那間鋪子亮著的昏黃燈泡還在暮色中搖晃著,像是被海風輕輕撥動的一粒凝固的火焰。
門已經關上了,店主把三人送到門口,那件青銅盉被重新用一塊深色的絨布包裹好,放在了櫃檯後面的一個帶鎖的櫃子裡。
店主說了一句話,聲音平淡而熟練,像是在這種交易中說過很多遍同樣的話:“十天之內湊齊,東西就是你們的,記住要早,人家要是先拿錢來了,我就無能為力了!”
門在三人身後關上了,發出了一聲沉悶的、木料與門框摩擦的聲響。
三人站在街邊,暮色從四面八方湧上來,把那些老舊的招牌和門面都籠罩在了一種深藍色的、逐漸變得濃稠的光線裡。
街燈還沒有完全亮起來,遠處的幾盞已經亮了,在街面上投下一圈一圈暖黃色的光暈。
馮源站在街邊,伸手揉了揉太陽穴,那個動作帶著一絲疲憊。他看了陳陽一眼,又看了看遠處逐漸暗下來的天空,開口的時候聲音比之前更低沉了一些:“兩百五十萬港幣,十天之內。”
他說完之後,停頓了一下,像是在讓這幾個數字的重量在空氣中完全落下來,“陳陽,這筆錢,你有辦法在十天內從內地轉到港城來嗎?”
陳陽沒有立刻回答,他也站在街邊,雙手插在夾克的口袋裡,目光落在遠處那條還在暮色中延伸的街道上。
自己心裡非常清楚,兩百五十萬港幣對他來說不算一筆拿不出來的數目,但問題不在有沒有這筆錢,問題在於怎麼把錢在十天內從大陸轉到港城。
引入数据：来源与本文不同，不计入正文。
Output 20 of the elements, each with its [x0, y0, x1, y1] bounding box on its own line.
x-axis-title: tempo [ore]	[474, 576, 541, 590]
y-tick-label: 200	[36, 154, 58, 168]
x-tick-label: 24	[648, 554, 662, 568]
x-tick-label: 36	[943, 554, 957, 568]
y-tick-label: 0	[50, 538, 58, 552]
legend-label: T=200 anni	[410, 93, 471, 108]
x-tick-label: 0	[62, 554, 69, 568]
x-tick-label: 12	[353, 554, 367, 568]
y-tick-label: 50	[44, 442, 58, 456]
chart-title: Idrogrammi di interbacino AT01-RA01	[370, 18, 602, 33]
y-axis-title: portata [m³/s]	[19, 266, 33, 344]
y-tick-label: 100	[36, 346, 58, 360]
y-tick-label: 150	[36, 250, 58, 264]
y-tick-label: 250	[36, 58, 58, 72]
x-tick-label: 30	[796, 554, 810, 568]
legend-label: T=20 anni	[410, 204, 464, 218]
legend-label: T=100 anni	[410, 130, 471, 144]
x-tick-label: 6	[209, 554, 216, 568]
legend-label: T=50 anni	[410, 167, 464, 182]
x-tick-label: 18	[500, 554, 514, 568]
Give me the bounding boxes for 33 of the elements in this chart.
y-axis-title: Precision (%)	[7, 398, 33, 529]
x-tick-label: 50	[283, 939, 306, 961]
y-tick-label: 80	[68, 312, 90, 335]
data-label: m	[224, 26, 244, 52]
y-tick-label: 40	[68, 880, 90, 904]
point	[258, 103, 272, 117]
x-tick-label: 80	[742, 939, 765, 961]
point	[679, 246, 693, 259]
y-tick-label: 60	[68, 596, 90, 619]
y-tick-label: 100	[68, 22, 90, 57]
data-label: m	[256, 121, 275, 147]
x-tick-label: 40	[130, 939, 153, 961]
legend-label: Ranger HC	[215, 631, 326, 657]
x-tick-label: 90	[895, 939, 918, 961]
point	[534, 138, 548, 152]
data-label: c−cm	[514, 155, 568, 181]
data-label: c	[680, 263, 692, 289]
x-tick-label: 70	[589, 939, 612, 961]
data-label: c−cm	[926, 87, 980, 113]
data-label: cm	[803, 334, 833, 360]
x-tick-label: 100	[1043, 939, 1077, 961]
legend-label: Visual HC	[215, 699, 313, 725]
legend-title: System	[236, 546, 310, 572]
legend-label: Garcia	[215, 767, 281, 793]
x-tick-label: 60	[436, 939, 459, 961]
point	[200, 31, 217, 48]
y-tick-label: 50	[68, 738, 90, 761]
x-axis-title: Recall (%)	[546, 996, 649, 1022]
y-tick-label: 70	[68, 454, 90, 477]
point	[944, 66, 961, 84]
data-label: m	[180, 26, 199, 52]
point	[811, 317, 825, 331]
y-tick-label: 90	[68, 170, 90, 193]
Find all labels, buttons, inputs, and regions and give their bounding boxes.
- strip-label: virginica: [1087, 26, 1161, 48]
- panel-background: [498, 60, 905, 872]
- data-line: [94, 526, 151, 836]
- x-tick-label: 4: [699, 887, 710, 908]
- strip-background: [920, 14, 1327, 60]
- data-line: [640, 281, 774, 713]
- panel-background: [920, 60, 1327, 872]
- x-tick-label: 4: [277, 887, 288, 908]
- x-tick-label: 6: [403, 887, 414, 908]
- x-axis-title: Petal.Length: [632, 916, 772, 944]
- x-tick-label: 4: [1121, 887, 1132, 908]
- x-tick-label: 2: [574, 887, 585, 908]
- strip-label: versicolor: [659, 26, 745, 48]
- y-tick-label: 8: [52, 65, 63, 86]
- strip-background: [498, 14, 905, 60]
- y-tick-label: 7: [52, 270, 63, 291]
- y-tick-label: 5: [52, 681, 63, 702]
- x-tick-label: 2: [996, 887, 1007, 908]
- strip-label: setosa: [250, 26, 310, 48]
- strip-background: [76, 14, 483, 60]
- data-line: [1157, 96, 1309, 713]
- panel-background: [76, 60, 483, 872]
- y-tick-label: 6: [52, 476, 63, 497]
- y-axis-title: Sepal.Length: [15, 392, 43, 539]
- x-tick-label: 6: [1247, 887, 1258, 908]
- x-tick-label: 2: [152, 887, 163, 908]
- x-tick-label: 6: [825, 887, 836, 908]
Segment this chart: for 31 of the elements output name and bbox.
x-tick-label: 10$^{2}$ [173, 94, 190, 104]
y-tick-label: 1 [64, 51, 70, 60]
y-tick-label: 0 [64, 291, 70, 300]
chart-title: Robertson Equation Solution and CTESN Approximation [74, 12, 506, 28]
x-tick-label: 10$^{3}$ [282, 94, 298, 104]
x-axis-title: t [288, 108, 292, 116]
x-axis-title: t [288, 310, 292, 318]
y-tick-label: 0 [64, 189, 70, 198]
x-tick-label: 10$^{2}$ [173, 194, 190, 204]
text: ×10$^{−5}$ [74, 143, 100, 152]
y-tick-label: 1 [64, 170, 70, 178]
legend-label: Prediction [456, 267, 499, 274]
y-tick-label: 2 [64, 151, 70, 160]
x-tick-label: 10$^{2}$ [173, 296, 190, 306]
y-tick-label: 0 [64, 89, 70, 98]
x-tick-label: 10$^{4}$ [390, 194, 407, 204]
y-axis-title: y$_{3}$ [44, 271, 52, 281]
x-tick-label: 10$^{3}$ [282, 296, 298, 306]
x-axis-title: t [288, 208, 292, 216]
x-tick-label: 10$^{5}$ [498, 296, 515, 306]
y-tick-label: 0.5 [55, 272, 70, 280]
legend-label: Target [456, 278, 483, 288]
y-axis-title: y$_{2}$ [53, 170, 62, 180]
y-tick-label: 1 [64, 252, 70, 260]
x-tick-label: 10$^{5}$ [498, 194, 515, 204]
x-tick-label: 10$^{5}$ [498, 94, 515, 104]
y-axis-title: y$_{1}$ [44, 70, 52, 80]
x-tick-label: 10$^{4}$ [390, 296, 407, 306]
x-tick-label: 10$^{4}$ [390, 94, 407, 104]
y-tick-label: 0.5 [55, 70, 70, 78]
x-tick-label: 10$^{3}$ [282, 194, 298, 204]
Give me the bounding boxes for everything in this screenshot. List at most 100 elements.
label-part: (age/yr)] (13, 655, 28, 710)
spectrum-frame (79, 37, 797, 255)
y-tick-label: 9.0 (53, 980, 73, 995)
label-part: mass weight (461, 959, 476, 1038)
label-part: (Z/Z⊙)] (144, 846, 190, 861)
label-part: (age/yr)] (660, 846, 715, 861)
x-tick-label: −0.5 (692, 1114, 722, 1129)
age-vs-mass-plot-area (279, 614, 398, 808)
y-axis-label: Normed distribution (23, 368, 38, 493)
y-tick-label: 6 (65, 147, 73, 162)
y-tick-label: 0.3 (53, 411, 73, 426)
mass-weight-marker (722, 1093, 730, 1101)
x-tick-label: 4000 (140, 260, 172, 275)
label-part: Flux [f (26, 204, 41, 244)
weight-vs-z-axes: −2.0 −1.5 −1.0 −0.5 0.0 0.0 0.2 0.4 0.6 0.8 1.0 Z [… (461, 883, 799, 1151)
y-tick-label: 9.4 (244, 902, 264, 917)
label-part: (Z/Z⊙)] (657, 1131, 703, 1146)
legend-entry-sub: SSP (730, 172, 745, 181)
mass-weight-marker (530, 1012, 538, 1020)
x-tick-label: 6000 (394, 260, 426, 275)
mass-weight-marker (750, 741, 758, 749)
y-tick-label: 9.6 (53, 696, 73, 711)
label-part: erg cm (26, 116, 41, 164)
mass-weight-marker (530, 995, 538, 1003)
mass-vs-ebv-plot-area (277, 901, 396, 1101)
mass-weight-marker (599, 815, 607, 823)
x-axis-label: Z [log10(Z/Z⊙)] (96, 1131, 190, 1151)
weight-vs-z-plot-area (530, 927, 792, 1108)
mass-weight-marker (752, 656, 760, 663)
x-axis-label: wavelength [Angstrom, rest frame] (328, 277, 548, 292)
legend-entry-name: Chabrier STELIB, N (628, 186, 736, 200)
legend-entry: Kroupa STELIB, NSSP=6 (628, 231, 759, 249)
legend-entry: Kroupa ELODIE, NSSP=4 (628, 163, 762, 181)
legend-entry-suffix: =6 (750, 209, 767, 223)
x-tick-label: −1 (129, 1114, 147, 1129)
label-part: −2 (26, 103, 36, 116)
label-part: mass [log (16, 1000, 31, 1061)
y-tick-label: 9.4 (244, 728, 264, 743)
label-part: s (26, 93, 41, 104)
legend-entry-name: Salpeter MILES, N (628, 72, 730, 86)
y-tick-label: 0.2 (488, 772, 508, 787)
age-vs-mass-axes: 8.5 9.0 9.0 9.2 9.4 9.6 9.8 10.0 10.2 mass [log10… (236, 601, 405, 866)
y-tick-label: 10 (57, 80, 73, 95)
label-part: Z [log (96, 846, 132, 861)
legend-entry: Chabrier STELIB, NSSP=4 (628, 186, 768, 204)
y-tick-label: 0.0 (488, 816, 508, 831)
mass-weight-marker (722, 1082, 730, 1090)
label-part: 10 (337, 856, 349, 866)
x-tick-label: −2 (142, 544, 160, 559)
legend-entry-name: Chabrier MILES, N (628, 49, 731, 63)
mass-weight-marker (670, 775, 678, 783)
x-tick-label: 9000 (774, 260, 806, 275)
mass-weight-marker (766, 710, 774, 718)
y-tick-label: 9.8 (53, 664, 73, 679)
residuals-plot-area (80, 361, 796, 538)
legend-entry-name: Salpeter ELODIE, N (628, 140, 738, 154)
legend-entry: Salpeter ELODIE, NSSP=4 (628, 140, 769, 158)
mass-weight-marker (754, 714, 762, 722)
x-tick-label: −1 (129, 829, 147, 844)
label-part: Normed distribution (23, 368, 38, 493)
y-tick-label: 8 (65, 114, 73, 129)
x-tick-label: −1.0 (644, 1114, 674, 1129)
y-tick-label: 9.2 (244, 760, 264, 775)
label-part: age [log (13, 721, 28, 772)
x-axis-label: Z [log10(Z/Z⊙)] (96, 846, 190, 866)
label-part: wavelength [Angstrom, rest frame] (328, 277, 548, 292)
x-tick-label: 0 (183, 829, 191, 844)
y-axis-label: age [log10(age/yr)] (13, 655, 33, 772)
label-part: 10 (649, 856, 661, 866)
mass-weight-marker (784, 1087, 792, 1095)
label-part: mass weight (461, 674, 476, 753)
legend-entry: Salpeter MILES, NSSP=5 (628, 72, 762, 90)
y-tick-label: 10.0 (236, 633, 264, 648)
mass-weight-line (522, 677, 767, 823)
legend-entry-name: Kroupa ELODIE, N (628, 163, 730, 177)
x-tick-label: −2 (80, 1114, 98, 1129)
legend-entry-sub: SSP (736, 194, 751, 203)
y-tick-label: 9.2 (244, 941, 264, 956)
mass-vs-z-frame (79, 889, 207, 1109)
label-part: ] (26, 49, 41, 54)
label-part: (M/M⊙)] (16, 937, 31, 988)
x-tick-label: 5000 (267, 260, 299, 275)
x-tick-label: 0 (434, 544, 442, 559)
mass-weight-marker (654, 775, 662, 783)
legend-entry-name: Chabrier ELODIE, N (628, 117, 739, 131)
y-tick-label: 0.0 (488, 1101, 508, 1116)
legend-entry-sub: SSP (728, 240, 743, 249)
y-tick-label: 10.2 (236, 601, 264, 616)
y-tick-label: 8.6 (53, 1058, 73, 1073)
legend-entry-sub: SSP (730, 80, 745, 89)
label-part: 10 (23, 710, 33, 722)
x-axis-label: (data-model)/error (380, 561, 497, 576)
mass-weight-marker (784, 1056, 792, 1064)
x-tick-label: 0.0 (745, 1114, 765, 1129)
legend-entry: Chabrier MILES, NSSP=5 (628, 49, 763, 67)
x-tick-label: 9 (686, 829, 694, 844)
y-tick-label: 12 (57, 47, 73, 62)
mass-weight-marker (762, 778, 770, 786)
這可是一九九八年,內地的外匯管制還非常嚴格,私人賬戶向境外匯款有額度限制,每一筆大額匯款都需要經過層層審批,銀行那邊光是稽核材料就要好幾天。
他腦子裡快速地把幾種可能的渠道過了一遍,然後開口,聲音帶著一種沉穩:“兩百五十萬港幣,我拿得出來。”
“但問題是......”陳陽看了幾人一眼,“怎麼在十天內轉過來,這可是個大麻煩!”
他轉過頭看著馮源,目光裡帶著一種坦誠:“二位,你們也應該清楚,咱大陸的外匯管制,個人賬戶每年換匯額度有限,就算用公司的名義走,也需要提供合同和發票,審批流程走下來少說也要一週多。”
“如果中間遇到週末或者節假日,十天根本不夠用。而且——”說著,他頓了一下,“就算順利批下來了,把錢從內地的銀行轉出來,經過港城這邊的中間行再到收款賬戶,中間還要扣掉手續費和匯兌差價,每一筆跨境轉賬最快也要兩到三個工作日才能到賬。”
“十天內湊齊兩百五十萬,這個視窗期間太窄了。”說完,陳陽打了個響指,“而且按照老闆剛才說,別管他說的真假,咱們還得提前,也就說要在五天內!”
馮源聽完,臉上的表情變得更加凝重了。他站在街燈下面,暖黃色的光在他的側臉上投下一半明亮一半陰影的輪廓。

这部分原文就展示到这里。